Бродерик улыбнулся одними лишь губами и внес поправку:
– Если крестьянин к тому времени оставит от твоего состояния хоть что-нибудь.
– Ух, – Ганс передернул плечами, возвращаясь в реальность, – умеешь ты портить людям настроение!
Бродерик, загадочно ухмыляясь, налил вина в свою оловянную кружку и, осушив её буквально залпом, сказал:
– Никак мне не дает покоя та роща. Не надо было бы искать нашего парня, ей-богу, развернул бы отряд!
– Зачем? – Гровель отщипнул от стоящего на столе окорока и бросил нежное мясо в рот. – Намюра мы взяли, корона у нас. Что ещё нужно?
– Как он там оказался? Откуда взялась эта корона? То, что там произошло – загадка, требующая ответов. И лучше бы нам найти их как можно быстрее. Я прожил очень долгую жизнь, и очень не люблю всё непонятное. Оно имеет обыкновение копиться, превращаясь в неподъемную тяжесть, и чем дальше ты относишь решение этих загадок в будущее, тем больше имеешь шансов, что, в конце концов, они тебя похоронят под своим грузом.

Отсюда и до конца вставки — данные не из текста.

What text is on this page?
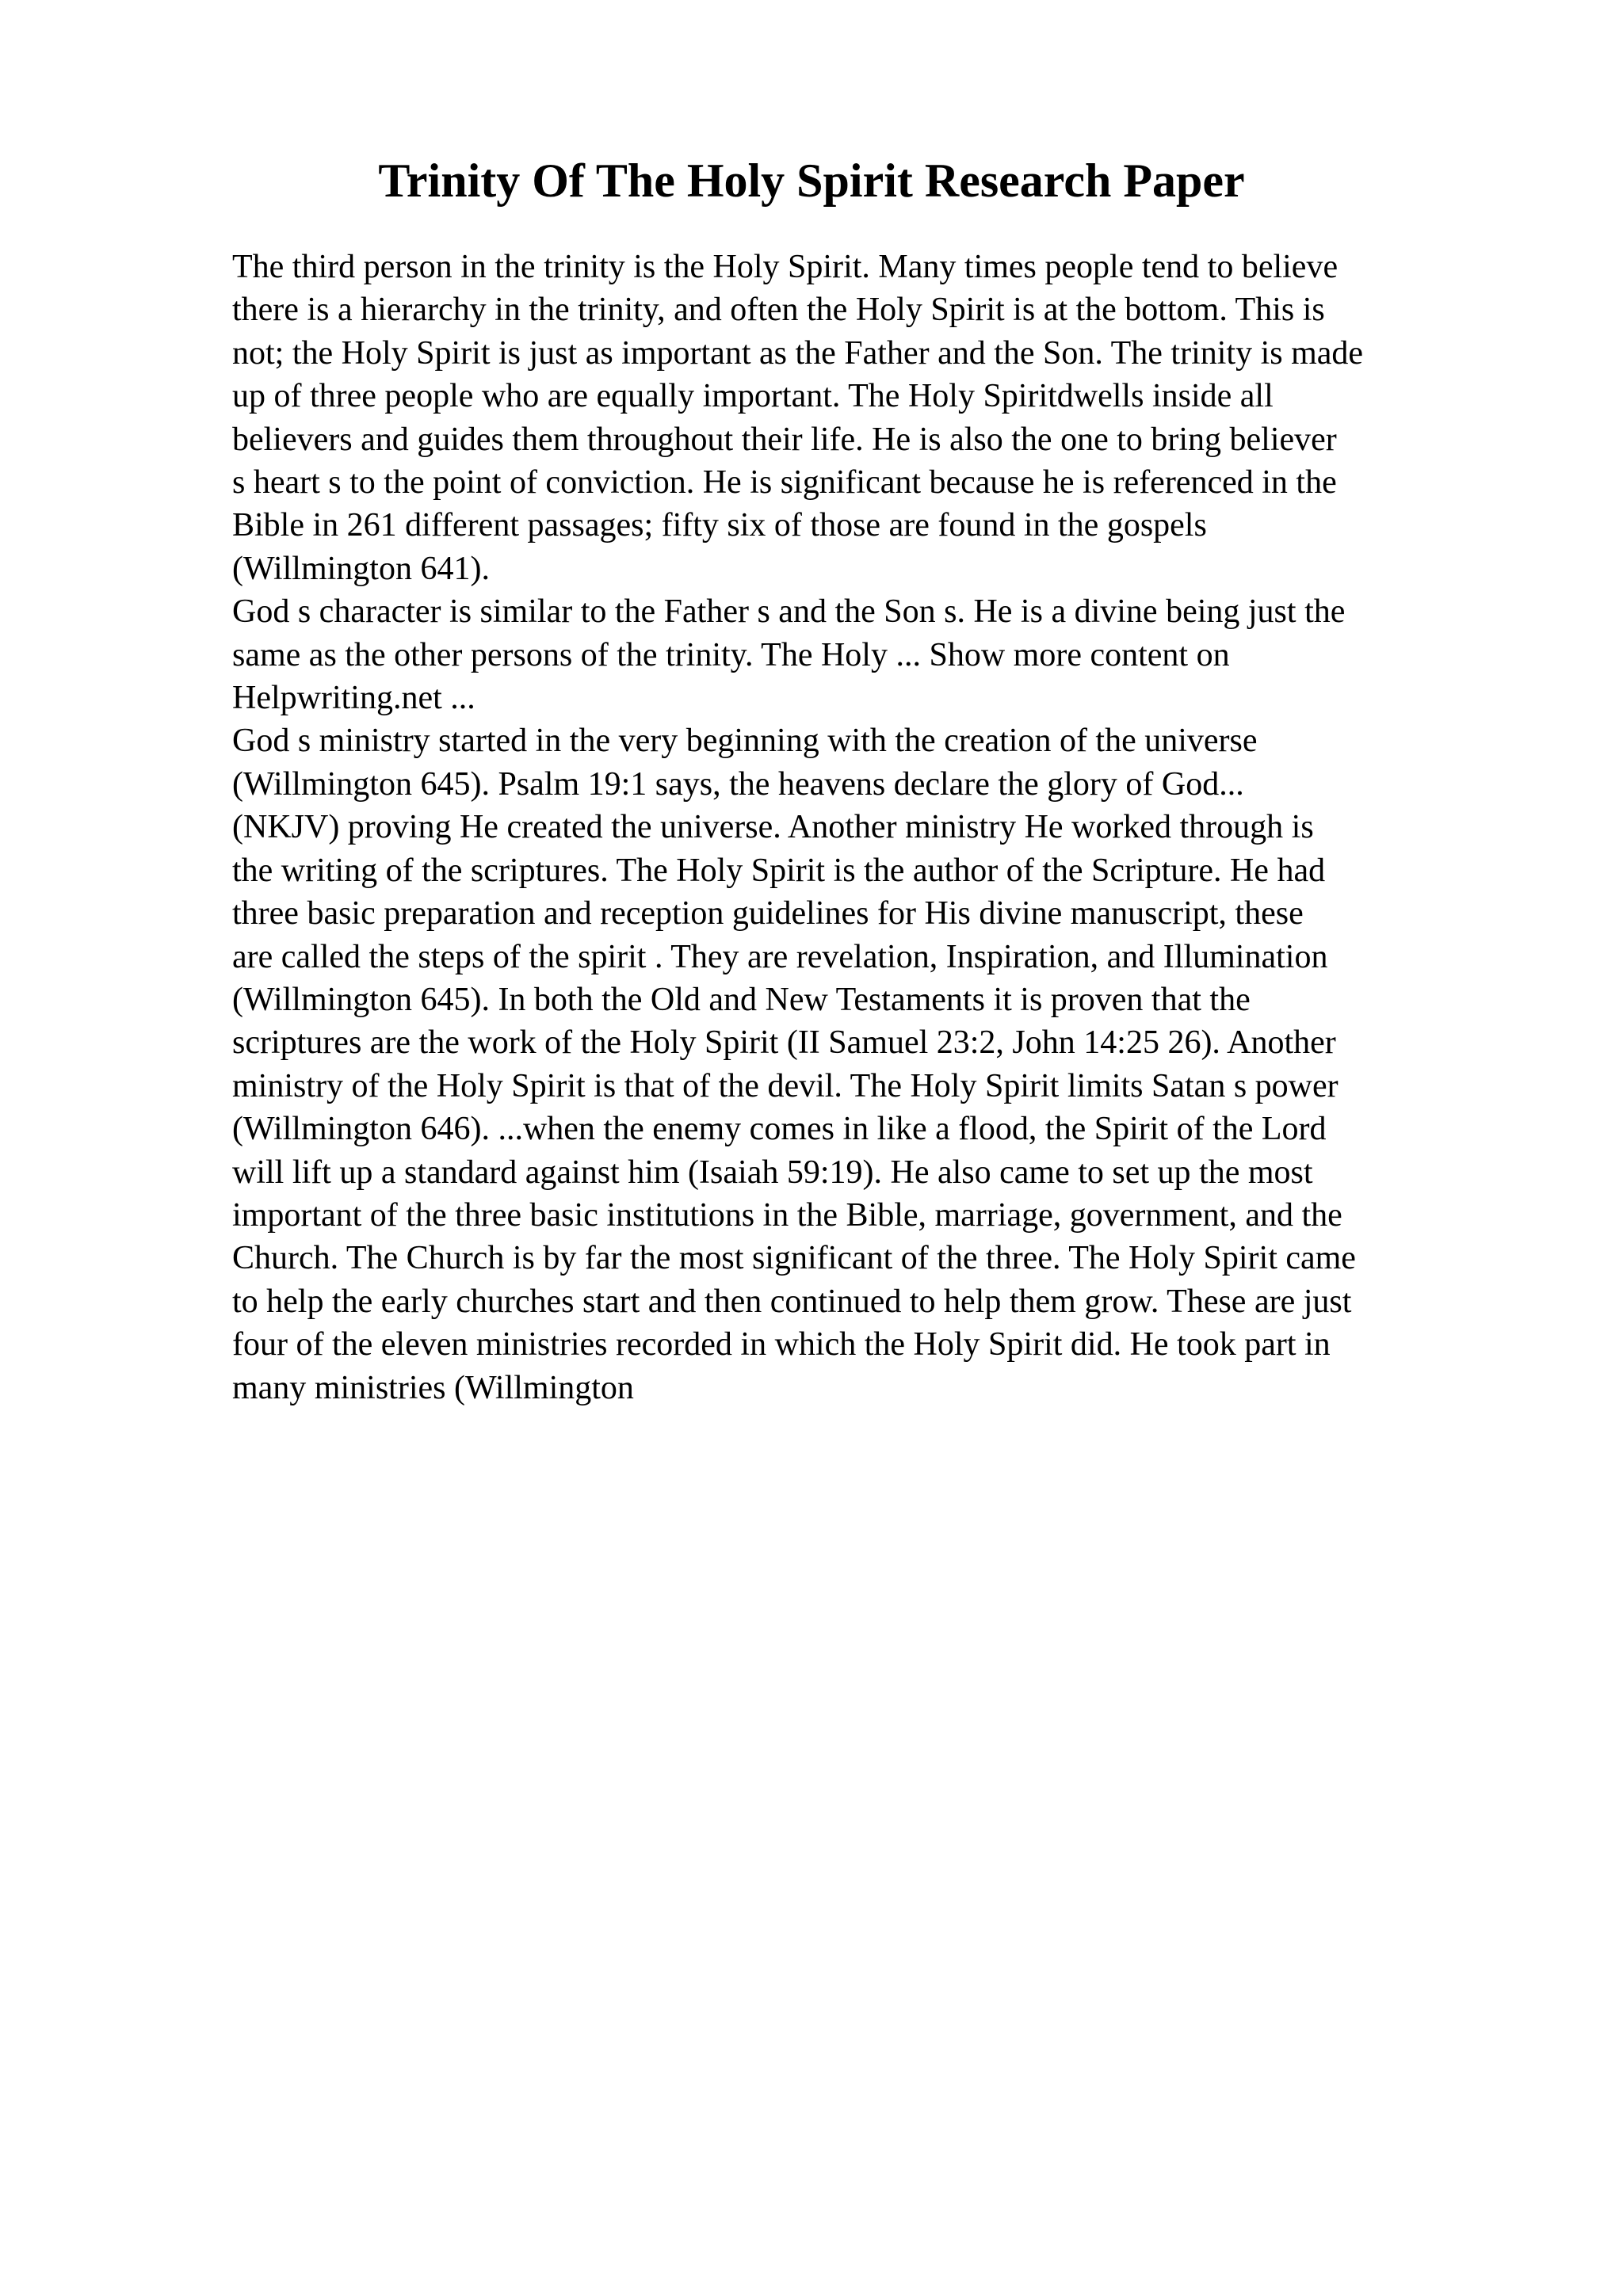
Trinity Of The Holy Spirit Research Paper
The third person in the trinity is the Holy Spirit. Many times people tend to believe
there is a hierarchy in the trinity, and often the Holy Spirit is at the bottom. This is
not; the Holy Spirit is just as important as the Father and the Son. The trinity is made
up of three people who are equally important. The Holy Spiritdwells inside all
believers and guides them throughout their life. He is also the one to bring believer
s heart s to the point of conviction. He is significant because he is referenced in the
Bible in 261 different passages; fifty six of those are found in the gospels
(Willmington 641).
God s character is similar to the Father s and the Son s. He is a divine being just the
same as the other persons of the trinity. The Holy ... Show more content on
Helpwriting.net ...
God s ministry started in the very beginning with the creation of the universe
(Willmington 645). Psalm 19:1 says, the heavens declare the glory of God...
(NKJV) proving He created the universe. Another ministry He worked through is
the writing of the scriptures. The Holy Spirit is the author of the Scripture. He had
three basic preparation and reception guidelines for His divine manuscript, these
are called the steps of the spirit . They are revelation, Inspiration, and Illumination
(Willmington 645). In both the Old and New Testaments it is proven that the
scriptures are the work of the Holy Spirit (II Samuel 23:2, John 14:25 26). Another
ministry of the Holy Spirit is that of the devil. The Holy Spirit limits Satan s power
(Willmington 646). ...when the enemy comes in like a flood, the Spirit of the Lord
will lift up a standard against him (Isaiah 59:19). He also came to set up the most
important of the three basic institutions in the Bible, marriage, government, and the
Church. The Church is by far the most significant of the three. The Holy Spirit came
to help the early churches start and then continued to help them grow. These are just
four of the eleven ministries recorded in which the Holy Spirit did. He took part in
many ministries (Willmington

Гровель задумался, долго жевал оставшимися зубами кусочек окорока, потом мелко покивал головой.
– Я вот подумал, – произнес он, медленно проговаривая слова, – нужно хозяина «Свиньи» расспросить. Он же местный? Что-то он должен знать.
– Эй! – От крика Бродерика задрожали листья на деревьях.
Дверь, ведущая во внутренний дворик, распахнулась, и в тень вкатился лысый толстячок, испуганно озирающийся вокруг. Увидев улыбающегося и призывно машущего рукой Бродерика, он облегченно выдохнул. Изображая собой ожившее изваяние самого Радушия, трактирщик просеменил к столу.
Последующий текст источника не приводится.